9. Memorandum From Paul Henze of the National Security Council Staff to the President’s Assistant for National Security Affairs (Brzezinski)1


  • Cubans in Africa—Covert Action Proposal

The SCC on 27 March 1978, after a discussion on Cubans in Angola which came to no clear conclusion, did reach consensus . . .

“that there should be increased covert media activity on Cubans in Africa with special effort to project information on Cuban casualties and problems into Cuba itself. CIA will prepare plans for implementation, including additional Presidential Findings, if required.” (Excerpt from Summary of Conclusions of this meeting.)2

In implementation of this decision, CIA prepared a Memorandum of Notification entitled “Covert Action Campaign to Enlighten Cuban Population as to the Price of Cuba’s Intervention in Africa” (attached, Tab A), dated 14 April 1978,3 which according to established procedures we sent to SAWG members on 18 April with a deadline for comment/concurrences of 24 April.

The Attorney-General’s office in the person of Ken Bass gave us a wishy-washy comment (Tab B)4 which concluded that the proposal is “arguably within the scope of the 8 November Finding. The determination of that scope of the Finding is . . . primarily the responsibility of CIA and those NSC personnel involved in its submission to the President.”

Walter Slocombe at DOD/ISA came in with a dissent, (Tab C)5 which repeated the familiar refrain that the program ought to be overt, or at least in large part overt. He ignored the fact—as I have observed repeatedly in passing on other OMB and DOD comments to you—that CIA has no overt capability. The SCC specifically charged CIA with preparing a covert program, the only kind of program for which it has authority or capability.

[Page 26]

State, after delaying three days, sent a mushy memorandum (Tab D)6 endorsing the concept of spreading information about the Cuban role in Africa but questioning CIA’s implementation plans and calling for “a more narrowly focussed clandestine effort” involving only agents of influence not the printed word. State’s recommendations add up to scuttling the effort by advocating implementation so minimal that it would constitute no significant action at all. State also questions the “legality” of the action and says its Legal Office should be consulted about it . . .

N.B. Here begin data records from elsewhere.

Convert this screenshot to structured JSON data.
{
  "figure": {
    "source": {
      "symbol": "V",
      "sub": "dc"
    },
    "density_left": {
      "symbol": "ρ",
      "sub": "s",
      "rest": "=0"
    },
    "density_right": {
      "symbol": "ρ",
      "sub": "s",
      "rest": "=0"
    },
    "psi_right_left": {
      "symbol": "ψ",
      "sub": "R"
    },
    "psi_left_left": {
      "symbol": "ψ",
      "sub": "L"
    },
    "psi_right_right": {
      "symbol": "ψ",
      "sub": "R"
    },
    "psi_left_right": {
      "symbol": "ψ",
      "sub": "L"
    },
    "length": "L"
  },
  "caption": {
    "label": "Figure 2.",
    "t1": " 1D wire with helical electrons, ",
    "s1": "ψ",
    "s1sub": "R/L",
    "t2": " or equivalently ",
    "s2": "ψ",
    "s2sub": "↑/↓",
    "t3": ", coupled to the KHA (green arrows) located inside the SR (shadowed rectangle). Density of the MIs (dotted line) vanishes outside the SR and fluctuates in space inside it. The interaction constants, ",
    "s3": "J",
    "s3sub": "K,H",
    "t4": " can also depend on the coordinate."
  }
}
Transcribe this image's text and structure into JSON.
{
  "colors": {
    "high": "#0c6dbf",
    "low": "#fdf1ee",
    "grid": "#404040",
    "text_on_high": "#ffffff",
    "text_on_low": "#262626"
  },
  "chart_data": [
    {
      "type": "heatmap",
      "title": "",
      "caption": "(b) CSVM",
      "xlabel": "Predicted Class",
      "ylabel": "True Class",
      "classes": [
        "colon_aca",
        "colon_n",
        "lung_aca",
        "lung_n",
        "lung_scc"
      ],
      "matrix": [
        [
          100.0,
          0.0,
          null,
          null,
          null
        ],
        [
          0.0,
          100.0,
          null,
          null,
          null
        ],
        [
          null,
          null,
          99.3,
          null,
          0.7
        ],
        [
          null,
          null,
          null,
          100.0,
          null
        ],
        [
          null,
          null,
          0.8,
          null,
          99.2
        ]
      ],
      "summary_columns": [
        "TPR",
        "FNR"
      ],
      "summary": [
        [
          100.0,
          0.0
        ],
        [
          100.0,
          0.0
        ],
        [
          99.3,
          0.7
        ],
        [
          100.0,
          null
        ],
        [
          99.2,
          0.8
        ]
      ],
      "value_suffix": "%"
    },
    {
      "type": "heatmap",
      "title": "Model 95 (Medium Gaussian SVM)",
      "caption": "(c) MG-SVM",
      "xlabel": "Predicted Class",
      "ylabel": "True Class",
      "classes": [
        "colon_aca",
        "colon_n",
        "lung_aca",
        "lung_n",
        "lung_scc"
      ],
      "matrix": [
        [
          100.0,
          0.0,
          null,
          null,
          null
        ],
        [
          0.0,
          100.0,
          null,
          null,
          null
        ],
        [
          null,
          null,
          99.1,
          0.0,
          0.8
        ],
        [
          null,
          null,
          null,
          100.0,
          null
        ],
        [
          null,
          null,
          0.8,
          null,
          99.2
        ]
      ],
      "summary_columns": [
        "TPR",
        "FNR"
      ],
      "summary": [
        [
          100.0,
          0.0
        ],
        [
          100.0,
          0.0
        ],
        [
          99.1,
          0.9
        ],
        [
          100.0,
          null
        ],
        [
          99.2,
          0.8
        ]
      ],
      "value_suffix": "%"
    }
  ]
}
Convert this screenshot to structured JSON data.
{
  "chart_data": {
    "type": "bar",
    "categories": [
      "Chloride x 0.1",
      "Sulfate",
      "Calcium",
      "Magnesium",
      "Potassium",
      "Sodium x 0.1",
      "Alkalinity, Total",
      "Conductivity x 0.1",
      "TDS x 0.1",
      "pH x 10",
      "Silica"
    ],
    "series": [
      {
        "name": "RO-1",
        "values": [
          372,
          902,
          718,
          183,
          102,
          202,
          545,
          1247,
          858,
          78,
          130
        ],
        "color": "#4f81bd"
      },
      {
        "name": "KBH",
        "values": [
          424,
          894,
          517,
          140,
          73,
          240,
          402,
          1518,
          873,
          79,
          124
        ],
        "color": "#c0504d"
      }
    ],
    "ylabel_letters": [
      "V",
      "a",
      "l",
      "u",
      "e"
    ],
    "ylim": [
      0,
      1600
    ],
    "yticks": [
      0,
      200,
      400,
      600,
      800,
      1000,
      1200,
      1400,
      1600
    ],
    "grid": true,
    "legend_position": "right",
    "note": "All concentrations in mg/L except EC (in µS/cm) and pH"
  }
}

I reported this problem to you in summary fashion in my Evening Report of 26 April.7 In response to your strong reaction, I notified CIA by phone this morning that the SCC decision is to be implemented immediately without further ado. I attach a memorandum from you to the DCI advising him officially of this position (Tab E).8

We have witnessed here a striking example of how unproductive the “Special Activities Working Group” mechanism has been. The group might better be called the “Special Activities Obstruction Group,” since that has been the net effect of this uncooperative body of middle-level bureaucrats since it was instituted last spring.

CIA is not going to be able to respond to the President’s desires and to SCC decisions unless we circumvent, streamline or abolish the “Special Activities Working Group.” As Chairman of the SCC, you have the authority to define the role of any “Working Groups” which are necessary to support the SCC in its deliberations. No mention of the SAWG was made in E. O. 120369 so as to preserve your maximum flexibility. Moreover from the beginning we have established the principle that no “Working Group” as such has continual or unlimited status or authority but undertakes only such tasks as the SCC requires done at any given period. The authority for review and approval of covert actions rests only with the SCC, with you as its Chairman and with the President when the sensitivity or scope of the planned action requires his authorization of it. OMB should have advisory authority only in respect to resource availability and the Attorney-General’s role should be confined to advise on legalities—President Finding requirements, interpretations, etc.

[Page 27]

Sam Hoskinson endorses this approach. If you concur in the above-outlined principles, I will prepare a revised set of SCC Chairman’s guidelines which reflect it.10

  1. Source: National Security Council, Carter Administration Intelligence Files, Subject Files: A–E, Box 29, USSR-Cuban Intervention in Africa, 9 Jan 1978–7 July 1978. Secret; Sensitive. Outside the System. Sent for action.
  2. See Foreign Relations, 1977–1980, vol. XVII, Part 1, Horn of Africa, Document 76.
  3. Not attached; printed as Document 8.
  4. Dated April 24; attached but not printed.
  5. Slocombe’s memorandum to McMahon, undated, is attached but not printed.
  6. Bowdler’s memorandum to McMahon, dated April 27, is attached but not printed.
  7. The evening report is in the Carter Library, National Security Affairs, Brzezinski Material, Staff Evening Reports, Box 11.
  8. See Document 10.
  9. On January 24, 1978, Carter signed Executive Order 12036, which instituted several reforms to the Intelligence Community.
  10. Brzezinski checked the “Agree” option.